- Side-B label of US 7-inch vinyl release of "Twist of Fate" b/w "Take a Chance"

Single by Olivia Newton-John and John Travolta

from the album Two of a Kind
- A-side: "Twist of Fate" (Canada & US)
- B-side: "Love Make Me Strong" (Australia); "Silvery Rain" (UK);
- Released: October 1983
- Recorded: 1983
- Genre: Pop; easy listening;
- Length: 4:09
- Label: Interfusion (Australia); MCA (Canada & US); EMI (UK);
- Songwriter: David Foster, Steve Lukather, Olivia Newton-John;
- Producer: David Foster

Olivia Newton-John UK singles chronology
| "Twist of Fate" (1983) | "Take a Chance" (1983) | "Soul Kiss" (1985) |

Olivia Newton-John US singles chronology
| "Tied Up" (1983) | "Twist of Fate" / "Take a Chance" (1983) | "Livin' in Desperate Times" (1984) |

Music video
- "Take a Chance" on YouTube

= Take a Chance (Olivia Newton-John and John Travolta song) =

"Take a Chance" is a song recorded by British-Australian singer Olivia Newton-John and American actor John Travolta. It was written for their 1983 film Two of a Kind by David Foster, Steve Lukather and Newton-John. The song was released in October 1983. It performed well on the Adult Contemporary charts in the US and Canada.

==Background==
In 1978 John Travolta and Olivia Newton-John starred in Grease, a big-screen adaptation of the 1972 Broadway musical of the same name. Its success elicited offers to reunite them in another film; Travolta read the screenplay for Two of a Kind and persuaded Newton-John to star in it with him. In "Take a Chance" they sing about the new relationship their characters have started.

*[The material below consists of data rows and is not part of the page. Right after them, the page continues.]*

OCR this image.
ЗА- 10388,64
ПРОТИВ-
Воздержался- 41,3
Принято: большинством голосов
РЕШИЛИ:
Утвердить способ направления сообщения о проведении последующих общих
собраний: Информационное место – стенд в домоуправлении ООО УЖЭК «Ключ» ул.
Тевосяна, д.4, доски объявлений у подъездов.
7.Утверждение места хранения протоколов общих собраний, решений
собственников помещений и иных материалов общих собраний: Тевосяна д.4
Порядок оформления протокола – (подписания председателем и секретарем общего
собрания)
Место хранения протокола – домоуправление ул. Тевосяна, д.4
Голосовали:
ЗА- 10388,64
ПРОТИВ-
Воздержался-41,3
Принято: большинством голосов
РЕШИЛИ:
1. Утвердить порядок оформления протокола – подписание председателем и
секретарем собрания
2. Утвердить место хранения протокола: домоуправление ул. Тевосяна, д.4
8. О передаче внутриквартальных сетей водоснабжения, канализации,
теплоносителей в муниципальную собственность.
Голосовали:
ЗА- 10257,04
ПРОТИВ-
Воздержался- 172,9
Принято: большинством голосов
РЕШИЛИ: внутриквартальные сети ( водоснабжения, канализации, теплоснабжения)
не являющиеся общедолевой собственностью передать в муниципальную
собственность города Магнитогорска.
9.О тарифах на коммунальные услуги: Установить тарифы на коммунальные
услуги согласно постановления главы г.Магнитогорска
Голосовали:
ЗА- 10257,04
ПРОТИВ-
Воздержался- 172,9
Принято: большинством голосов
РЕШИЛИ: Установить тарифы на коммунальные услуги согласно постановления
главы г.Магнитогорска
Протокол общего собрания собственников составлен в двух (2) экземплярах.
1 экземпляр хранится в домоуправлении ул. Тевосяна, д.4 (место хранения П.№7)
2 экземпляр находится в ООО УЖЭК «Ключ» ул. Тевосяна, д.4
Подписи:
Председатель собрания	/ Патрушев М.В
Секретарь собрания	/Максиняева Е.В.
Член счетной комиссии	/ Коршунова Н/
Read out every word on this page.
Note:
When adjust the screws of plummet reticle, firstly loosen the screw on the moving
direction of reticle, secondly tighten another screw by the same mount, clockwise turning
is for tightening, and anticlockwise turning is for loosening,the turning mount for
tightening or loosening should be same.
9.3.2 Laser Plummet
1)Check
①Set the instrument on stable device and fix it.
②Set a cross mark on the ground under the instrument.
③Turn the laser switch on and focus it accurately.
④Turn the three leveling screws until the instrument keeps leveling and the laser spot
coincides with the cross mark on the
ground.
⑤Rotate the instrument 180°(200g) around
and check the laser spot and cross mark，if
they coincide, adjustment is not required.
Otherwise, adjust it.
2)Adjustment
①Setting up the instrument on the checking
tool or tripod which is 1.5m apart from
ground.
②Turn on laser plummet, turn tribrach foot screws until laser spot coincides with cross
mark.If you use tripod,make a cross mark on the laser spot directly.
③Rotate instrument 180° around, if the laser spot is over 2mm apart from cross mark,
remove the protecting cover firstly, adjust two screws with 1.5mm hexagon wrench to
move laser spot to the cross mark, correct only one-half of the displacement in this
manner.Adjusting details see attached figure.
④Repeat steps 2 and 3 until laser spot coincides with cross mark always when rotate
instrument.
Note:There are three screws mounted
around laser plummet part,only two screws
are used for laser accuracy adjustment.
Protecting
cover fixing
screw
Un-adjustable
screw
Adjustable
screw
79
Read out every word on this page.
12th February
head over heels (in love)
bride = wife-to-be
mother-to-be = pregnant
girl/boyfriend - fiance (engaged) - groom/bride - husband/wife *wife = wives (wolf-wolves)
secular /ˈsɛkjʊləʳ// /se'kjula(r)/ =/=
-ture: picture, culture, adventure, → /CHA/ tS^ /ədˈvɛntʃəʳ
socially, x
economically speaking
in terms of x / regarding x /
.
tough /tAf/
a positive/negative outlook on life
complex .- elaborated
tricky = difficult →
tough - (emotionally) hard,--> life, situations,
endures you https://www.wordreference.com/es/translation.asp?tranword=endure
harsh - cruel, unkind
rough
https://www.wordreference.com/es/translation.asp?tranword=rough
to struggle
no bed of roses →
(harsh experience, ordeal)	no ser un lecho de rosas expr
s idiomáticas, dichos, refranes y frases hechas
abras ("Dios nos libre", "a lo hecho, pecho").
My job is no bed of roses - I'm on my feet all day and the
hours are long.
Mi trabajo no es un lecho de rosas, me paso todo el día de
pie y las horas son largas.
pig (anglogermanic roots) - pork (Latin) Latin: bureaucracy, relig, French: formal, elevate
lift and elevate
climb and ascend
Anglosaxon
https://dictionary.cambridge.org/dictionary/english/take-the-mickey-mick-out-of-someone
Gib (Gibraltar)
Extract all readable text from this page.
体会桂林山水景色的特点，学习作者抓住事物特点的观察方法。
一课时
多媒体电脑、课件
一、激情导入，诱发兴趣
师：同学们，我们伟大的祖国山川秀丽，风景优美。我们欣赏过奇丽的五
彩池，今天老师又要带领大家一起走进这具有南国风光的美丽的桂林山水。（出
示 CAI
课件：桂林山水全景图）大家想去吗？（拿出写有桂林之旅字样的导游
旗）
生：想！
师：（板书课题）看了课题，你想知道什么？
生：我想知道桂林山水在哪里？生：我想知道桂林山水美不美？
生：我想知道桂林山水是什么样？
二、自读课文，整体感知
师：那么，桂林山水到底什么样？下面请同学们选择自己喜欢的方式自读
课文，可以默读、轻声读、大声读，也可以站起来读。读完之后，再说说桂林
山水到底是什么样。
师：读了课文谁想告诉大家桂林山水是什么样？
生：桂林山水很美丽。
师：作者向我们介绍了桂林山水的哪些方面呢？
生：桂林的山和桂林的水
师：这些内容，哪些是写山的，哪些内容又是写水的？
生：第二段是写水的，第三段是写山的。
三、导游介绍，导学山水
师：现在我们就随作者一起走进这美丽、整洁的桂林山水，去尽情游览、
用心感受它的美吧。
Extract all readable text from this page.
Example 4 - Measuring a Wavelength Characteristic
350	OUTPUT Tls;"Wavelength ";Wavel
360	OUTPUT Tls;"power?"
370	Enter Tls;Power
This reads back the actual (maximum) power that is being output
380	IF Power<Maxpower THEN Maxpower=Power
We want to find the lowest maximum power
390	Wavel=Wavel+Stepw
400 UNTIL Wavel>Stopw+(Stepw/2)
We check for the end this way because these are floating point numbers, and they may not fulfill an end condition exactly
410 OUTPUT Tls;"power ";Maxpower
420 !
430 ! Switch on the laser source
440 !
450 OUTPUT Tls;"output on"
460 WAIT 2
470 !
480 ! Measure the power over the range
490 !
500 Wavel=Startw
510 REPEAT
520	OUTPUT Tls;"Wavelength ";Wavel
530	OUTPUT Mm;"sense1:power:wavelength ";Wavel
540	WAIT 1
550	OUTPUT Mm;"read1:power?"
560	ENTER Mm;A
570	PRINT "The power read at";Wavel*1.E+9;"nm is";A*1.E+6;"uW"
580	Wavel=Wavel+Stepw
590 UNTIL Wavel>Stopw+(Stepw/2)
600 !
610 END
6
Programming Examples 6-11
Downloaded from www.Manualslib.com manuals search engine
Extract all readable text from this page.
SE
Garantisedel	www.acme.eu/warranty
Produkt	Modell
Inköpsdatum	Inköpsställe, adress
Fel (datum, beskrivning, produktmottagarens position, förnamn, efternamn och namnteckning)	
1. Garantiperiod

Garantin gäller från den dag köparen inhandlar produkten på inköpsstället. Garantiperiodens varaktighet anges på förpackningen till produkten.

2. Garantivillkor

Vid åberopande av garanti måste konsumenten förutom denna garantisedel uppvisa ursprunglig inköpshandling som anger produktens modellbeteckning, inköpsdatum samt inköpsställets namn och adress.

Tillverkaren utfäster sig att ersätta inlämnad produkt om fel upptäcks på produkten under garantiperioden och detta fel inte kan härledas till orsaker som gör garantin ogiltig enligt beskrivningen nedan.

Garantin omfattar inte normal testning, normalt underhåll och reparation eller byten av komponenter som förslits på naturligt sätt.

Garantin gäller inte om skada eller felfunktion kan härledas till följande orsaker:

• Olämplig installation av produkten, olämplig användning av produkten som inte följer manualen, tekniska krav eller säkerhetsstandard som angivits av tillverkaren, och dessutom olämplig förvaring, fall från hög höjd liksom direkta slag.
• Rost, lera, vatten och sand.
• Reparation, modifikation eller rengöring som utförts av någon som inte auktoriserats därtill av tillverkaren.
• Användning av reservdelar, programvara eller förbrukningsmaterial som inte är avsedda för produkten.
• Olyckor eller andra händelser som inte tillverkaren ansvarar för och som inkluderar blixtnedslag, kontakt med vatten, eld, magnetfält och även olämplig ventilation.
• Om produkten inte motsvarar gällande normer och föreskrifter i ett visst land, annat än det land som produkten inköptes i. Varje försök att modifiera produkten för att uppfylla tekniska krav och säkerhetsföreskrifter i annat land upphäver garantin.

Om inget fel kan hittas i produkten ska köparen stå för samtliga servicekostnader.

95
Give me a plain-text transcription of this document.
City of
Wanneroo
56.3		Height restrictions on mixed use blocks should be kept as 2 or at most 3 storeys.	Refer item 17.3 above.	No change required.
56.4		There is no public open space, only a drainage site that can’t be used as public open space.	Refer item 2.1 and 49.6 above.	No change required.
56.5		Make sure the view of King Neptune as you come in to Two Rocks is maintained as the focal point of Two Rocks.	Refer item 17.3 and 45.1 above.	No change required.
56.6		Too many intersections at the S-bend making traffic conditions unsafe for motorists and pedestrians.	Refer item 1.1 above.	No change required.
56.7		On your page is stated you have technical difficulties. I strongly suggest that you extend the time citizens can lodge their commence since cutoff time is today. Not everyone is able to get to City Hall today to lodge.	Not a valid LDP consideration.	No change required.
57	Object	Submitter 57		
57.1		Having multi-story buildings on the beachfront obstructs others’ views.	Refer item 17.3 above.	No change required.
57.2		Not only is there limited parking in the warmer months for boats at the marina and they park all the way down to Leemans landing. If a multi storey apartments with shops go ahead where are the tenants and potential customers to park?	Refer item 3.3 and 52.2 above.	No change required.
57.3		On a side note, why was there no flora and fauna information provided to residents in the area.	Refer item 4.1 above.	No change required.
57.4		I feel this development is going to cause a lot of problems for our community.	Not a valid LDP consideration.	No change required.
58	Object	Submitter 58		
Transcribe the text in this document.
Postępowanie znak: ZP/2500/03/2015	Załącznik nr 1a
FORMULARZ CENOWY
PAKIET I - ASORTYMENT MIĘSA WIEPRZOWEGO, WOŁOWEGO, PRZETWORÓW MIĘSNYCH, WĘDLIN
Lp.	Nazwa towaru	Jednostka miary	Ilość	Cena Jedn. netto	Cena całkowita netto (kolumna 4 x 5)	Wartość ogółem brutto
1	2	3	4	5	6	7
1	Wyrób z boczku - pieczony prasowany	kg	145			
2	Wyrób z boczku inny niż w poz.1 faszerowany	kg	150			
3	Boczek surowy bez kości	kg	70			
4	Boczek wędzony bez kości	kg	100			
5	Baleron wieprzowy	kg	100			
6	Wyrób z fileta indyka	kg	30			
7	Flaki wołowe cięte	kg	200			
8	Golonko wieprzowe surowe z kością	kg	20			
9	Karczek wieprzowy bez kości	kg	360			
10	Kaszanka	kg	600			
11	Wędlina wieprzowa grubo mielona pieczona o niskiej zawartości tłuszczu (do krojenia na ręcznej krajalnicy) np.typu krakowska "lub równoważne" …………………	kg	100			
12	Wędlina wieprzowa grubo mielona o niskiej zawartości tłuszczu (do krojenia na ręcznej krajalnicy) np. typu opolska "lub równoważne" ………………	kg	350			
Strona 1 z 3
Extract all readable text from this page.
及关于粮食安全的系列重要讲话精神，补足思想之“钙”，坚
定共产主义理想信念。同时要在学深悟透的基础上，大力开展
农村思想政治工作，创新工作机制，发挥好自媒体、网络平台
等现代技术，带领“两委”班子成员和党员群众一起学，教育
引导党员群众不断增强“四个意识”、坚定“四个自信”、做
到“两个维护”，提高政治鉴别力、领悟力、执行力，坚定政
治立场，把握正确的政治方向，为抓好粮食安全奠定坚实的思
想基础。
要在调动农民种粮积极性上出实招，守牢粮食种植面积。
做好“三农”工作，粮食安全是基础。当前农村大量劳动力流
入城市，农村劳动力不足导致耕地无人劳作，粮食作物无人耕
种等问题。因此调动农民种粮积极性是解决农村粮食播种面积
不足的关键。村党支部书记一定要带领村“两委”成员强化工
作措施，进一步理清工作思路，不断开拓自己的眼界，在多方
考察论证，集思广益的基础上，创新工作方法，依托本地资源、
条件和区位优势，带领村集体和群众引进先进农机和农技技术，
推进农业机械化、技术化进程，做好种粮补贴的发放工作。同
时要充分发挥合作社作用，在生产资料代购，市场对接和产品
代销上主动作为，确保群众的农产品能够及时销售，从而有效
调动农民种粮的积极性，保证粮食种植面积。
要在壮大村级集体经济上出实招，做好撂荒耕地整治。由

==Release and commercial performance==
In the US and Canada, "Take a Chance" was released in October 1983 as the B-side of the first 7-inch single from the Two of a Kind soundtrack, "Twist of Fate". In the US, "Take a Chance" debuted on Billboard magazine's Adult Contemporary chart in the issue dated 26 November 1983 and peaked at number 3 during its 17 weeks there. In Canada, it hit number one on RPM magazine's Adult Contemporary chart.

==Critical reception==
In their review of the soundtrack album, the editors of RPM wrote that Newton-John "makes Travolta sound not too bad" on their one song together.

==Music video==
The music video for "Take a Chance" features Newton-John and Travolta singing to each other and dancing on a soundstage. It was directed by David Mallet and included on a video collection of Newton-John's songs from Two of a Kind titled Twist of Fate. In a review of the collection for Billboard, Paul Grein wrote of the duet, "The video is a soft-focus valentine, which suits the wispy nature of the song, but also serves to make the overall package excessively slushy and syrupy. The one grace note is that the clip features inventive choreography by John Travolta."

The Twist of Fate collection was nominated for Best Video, Short Form at the 27th Annual Grammy Awards but lost to David Bowie's Jazzin' for Blue Jean.

==Lawsuit==
In 1987, songwriter Laura Taylor Siskind sued the performers and songwriters of "Take a Chance", claiming it was based on a demo she submitted to the same company that recorded a song of hers on which "Take a Chance" songwriter Steve Lukather played guitar. A judge found there was nothing to support the claim of copyright infringement and dismissed the case.

== Track listing and formats ==
- Australian 7-inch vinyl single (Interfusion Records)
1. "Take a Chance" (Foster, Steve Lukather, Newton-John) – 4:09
2. "Love Make Me Strong" (Terry Britten, Sue Shifrin) – 3:09

- UK 7-inch vinyl single (EMI Records)
3. "Take a Chance"
4. "Silvery Rain" (Hank Marvin) – 3:40

- US/Canadian 7-inch vinyl single (MCA Records)
5. "Twist of Fate" (Peter Beckett, Steve Kipner) – 3:39
6. "Take a Chance"

== Charts ==

=== Weekly charts ===

Weekly chart performance for "Take a Chance"
| Chart (1984) | Peak position |
|---|---|
| Canada Adult Contemporary (RPM) | 1 |
| US Billboard Adult Contemporary | 3 |

=== Year-end charts ===

Year-end chart performance for "Take a Chance"
| Chart (1984) | Position |
|---|---|
| US Billboard Adult Contemporary | 46 |

== Certifications and sales ==

Certifications and sales for "Take a Chance"
| Region | Certification | Certified units/sales |
| Canada (Music Canada) | Gold | 50,000^{^} |
^{^} Shipments figures based on certification alone.